特に工業製品価格が上昇を主導した。石炭および石油製品は31.9%上昇し、通貨危機当時の1997年12月以来の最大上昇幅となった。化学製品も6.7%上昇し、全体の工業製品上昇率は3.5%と集計された。ナフサ(68.0%)、エチレン(60.5%)、キシレン(33.5%)、軽油(20.8%)など石油化学関連品目の急騰が目立った。半導体関連品目のコンピューター記憶装置(101.4%)とDRAM(18.9%)も高い上昇率となった。
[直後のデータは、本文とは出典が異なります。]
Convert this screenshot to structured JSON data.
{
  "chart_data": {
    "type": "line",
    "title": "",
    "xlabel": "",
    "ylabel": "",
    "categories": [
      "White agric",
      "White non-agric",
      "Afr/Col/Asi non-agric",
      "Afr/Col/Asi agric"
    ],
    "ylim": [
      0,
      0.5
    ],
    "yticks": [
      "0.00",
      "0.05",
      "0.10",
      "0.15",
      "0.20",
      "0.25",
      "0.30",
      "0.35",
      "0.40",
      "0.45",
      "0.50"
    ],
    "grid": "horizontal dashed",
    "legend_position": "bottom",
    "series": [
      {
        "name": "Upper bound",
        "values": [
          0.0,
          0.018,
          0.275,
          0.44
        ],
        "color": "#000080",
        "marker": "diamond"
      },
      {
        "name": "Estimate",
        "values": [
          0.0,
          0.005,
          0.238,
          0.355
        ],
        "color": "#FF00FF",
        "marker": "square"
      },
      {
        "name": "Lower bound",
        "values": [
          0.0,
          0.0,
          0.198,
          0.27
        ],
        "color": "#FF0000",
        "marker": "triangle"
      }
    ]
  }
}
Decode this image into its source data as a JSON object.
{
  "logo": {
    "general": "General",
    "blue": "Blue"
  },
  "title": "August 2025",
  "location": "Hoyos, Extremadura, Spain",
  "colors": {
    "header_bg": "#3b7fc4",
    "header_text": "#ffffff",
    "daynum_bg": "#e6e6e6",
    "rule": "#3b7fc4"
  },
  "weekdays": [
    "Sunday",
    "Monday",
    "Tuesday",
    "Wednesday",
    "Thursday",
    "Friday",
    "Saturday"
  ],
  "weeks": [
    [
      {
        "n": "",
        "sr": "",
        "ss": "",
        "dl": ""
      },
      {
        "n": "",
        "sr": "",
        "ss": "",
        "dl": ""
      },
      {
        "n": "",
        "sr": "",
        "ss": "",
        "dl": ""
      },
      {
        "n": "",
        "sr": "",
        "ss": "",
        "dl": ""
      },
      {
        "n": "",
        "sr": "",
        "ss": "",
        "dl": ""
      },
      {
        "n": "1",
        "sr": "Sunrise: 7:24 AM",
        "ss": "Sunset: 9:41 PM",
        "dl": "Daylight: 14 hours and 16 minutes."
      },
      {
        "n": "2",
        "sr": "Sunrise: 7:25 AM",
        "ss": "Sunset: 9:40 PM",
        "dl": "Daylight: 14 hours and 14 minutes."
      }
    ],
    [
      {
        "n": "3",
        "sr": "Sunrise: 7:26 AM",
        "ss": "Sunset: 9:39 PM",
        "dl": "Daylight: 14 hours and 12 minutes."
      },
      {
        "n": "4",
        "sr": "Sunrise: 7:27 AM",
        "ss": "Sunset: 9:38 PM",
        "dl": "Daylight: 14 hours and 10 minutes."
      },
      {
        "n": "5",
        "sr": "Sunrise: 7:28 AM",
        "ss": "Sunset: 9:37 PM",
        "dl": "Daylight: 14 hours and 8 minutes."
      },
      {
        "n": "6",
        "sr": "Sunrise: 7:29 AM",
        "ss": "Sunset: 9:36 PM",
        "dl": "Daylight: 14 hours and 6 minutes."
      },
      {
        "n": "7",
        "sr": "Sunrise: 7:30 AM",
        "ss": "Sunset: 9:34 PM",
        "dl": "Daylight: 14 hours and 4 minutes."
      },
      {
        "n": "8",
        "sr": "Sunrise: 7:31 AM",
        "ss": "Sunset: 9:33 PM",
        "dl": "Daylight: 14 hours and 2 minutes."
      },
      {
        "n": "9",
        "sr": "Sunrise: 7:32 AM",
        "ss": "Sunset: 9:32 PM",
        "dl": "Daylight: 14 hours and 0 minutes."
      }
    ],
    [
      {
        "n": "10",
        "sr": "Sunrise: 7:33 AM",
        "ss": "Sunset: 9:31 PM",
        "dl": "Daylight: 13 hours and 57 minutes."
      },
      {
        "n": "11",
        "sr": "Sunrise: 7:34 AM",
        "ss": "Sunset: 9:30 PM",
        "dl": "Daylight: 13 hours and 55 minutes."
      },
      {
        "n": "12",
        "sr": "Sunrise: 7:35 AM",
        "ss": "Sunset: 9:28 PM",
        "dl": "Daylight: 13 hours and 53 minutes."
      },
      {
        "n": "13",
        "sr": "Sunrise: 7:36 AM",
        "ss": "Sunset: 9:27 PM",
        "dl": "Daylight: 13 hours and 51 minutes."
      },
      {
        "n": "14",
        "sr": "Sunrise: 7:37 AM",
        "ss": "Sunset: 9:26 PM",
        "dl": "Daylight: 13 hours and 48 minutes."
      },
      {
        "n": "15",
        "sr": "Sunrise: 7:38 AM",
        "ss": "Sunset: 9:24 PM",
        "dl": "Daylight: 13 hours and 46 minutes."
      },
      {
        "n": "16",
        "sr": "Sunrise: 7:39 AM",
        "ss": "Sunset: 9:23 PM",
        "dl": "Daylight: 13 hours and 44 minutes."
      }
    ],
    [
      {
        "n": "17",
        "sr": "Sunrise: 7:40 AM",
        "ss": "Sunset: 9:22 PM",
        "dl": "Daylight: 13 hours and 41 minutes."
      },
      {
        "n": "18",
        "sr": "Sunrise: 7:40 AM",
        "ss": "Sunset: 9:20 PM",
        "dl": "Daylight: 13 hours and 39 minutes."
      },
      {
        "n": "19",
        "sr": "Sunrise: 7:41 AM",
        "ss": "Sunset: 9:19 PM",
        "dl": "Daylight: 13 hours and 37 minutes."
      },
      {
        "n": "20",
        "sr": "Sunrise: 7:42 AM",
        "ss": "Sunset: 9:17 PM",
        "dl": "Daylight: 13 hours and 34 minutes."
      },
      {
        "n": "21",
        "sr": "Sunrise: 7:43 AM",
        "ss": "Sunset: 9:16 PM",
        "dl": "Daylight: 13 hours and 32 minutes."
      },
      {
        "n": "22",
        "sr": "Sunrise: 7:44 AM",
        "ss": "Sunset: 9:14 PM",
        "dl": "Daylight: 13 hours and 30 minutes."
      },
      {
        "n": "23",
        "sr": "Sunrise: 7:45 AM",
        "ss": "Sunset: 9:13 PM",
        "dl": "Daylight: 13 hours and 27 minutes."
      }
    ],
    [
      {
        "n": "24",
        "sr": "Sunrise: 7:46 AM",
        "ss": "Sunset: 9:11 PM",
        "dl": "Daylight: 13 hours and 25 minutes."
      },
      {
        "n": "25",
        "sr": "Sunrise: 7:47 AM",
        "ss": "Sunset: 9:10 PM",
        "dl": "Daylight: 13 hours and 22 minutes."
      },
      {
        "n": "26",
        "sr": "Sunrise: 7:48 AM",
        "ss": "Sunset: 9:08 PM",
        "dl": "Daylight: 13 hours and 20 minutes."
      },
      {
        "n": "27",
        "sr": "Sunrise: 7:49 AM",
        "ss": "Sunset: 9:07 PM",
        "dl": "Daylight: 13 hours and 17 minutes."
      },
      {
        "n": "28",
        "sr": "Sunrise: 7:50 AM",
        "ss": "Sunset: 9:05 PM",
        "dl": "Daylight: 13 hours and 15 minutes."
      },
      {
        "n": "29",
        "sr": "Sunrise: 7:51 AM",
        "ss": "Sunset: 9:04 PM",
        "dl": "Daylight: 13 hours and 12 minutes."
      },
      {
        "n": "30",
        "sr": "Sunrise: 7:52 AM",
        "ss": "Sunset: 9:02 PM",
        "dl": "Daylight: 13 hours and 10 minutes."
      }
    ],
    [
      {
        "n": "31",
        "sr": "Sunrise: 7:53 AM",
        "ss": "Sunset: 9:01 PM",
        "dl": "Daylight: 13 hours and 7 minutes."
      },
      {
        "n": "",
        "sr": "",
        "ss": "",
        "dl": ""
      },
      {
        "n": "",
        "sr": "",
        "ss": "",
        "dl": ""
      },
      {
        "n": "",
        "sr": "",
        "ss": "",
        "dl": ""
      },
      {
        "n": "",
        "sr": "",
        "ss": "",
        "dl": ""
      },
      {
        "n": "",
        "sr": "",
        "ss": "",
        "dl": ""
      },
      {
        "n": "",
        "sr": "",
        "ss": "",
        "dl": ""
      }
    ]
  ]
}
半面、農林水産品は3.3%下落し、電力・ガス・水道および廃棄物は0.1%減少した。サービス価格は全般的に横ばいだ。
輸入品を含む国内供給物価指数は前月比2.3%上昇した。原材料(5.1%)、中間財(2.8%)、最終財(0.6%)がすべて上昇し、資本財(1.4%)と消費財(0.8%)、サービス(0.1%)も上昇傾向にある。
輸出品まで反映した総産出物価指数は4.7%上昇した。農林水産品は3.0%下落したが、工業製品が7.9%上がり全体の上昇を牽引した。
韓銀は原油価格の急騰と原材料価格の上昇が生産者物価を押し上げていて、こうした上昇圧力が徐々に消費者物価に転移する可能性が高いと分析した。ただ、米国・イラン交渉の不確実性が高く、今後の物価の流れを予測するのは容易でないと伝えた。